The arrival of the plane carrying former presidents Kenneth Kaunda and Rupiah Banda fuelled commotion at the airport as fans thought it was the plane carrying the team.

This gave the security personnel a sense of how difficult their task would become once the team arrived.
When the plane carrying the team finally touched down at 3.53pm, the police had long lost their grip on the crowd.

The plane was swarmed by hundreds of fans itching to catch a glimpse of the returning players.

Even the government delegation led by Lusaka Province Minister Gerry Chanda had to settle for a withdrawn position under heavy military guard to welcome
the players.

Amid the confusion, Vice-President Guy Scott emerged first and was huddled through the crowds to his official car.
It took another five minutes for the security personnel to give the players the all clear to disembark.

Whatever remained of sanity withered away until the players and coach were safely transported onto two
open-roofed military trucks for a procession that started at 4.25pm.

The procession, which headed to the showgrounds for a parade, lasted more than an hour and a half.
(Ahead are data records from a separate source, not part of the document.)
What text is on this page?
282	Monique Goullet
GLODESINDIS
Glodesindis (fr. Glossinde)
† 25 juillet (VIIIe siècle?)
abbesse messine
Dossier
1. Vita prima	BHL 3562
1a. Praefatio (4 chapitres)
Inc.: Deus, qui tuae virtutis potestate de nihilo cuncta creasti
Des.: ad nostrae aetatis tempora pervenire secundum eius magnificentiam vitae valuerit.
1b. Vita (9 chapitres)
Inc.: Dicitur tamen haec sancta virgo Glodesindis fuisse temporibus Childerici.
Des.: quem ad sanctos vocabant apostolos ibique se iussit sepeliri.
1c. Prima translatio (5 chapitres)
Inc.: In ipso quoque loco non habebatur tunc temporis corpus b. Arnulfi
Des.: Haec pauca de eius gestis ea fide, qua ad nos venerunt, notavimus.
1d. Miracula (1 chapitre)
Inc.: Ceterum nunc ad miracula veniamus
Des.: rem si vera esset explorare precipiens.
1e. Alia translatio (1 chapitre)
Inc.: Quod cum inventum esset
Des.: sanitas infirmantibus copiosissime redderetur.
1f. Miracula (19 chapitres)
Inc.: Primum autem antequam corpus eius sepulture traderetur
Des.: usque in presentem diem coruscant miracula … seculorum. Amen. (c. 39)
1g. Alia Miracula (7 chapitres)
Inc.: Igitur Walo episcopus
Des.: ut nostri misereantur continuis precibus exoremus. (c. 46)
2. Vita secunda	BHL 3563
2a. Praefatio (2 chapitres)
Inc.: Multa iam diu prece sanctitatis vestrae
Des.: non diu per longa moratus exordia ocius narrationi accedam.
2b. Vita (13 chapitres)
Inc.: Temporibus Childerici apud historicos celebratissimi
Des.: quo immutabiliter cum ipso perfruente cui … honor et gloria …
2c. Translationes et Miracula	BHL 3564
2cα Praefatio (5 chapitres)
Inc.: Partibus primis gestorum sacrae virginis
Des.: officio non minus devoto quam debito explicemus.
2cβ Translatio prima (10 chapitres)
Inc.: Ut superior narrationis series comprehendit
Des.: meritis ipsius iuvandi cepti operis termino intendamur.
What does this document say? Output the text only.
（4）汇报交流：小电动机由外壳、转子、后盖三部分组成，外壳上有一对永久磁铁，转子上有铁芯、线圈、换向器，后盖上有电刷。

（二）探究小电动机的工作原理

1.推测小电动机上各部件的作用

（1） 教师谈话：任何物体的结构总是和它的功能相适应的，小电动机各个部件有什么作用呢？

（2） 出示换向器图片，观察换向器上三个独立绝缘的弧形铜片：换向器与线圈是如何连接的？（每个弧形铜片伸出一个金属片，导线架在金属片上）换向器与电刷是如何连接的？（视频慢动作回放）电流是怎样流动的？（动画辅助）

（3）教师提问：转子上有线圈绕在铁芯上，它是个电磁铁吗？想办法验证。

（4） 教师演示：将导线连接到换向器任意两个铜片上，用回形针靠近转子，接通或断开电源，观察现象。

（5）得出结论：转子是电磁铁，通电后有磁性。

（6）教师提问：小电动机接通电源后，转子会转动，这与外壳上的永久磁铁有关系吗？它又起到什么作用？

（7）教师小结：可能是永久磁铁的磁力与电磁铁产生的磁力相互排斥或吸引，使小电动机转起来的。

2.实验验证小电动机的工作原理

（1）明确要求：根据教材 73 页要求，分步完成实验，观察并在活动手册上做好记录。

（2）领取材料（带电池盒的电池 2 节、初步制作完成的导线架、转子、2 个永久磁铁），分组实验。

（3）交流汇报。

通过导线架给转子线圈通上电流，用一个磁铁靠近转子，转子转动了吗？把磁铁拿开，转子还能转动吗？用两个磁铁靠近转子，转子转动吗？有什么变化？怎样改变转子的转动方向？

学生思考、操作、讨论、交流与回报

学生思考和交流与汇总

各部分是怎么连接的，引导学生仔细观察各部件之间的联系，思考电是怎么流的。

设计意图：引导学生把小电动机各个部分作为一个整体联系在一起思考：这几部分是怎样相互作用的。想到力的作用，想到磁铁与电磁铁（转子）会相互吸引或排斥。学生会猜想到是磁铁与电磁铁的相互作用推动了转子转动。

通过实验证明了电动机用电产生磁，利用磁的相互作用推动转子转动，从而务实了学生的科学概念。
A road drive ordinarily takes 20 minutes.

It proved too ambitious a plan. Even Scott, who was set to address the gathering, abandoned his mission after a brief appearance.

The best the players could do was make an appearance before being whisked away.

At this stage, the fans couldn’t care less and were happy to just delight in the moment. After all. the champions were in town.

The following day, Valentine’s Day, First Lady Dr Christine Kaseba-Sata hosted a luncheon, where the corporate world made financial contributions to the national team.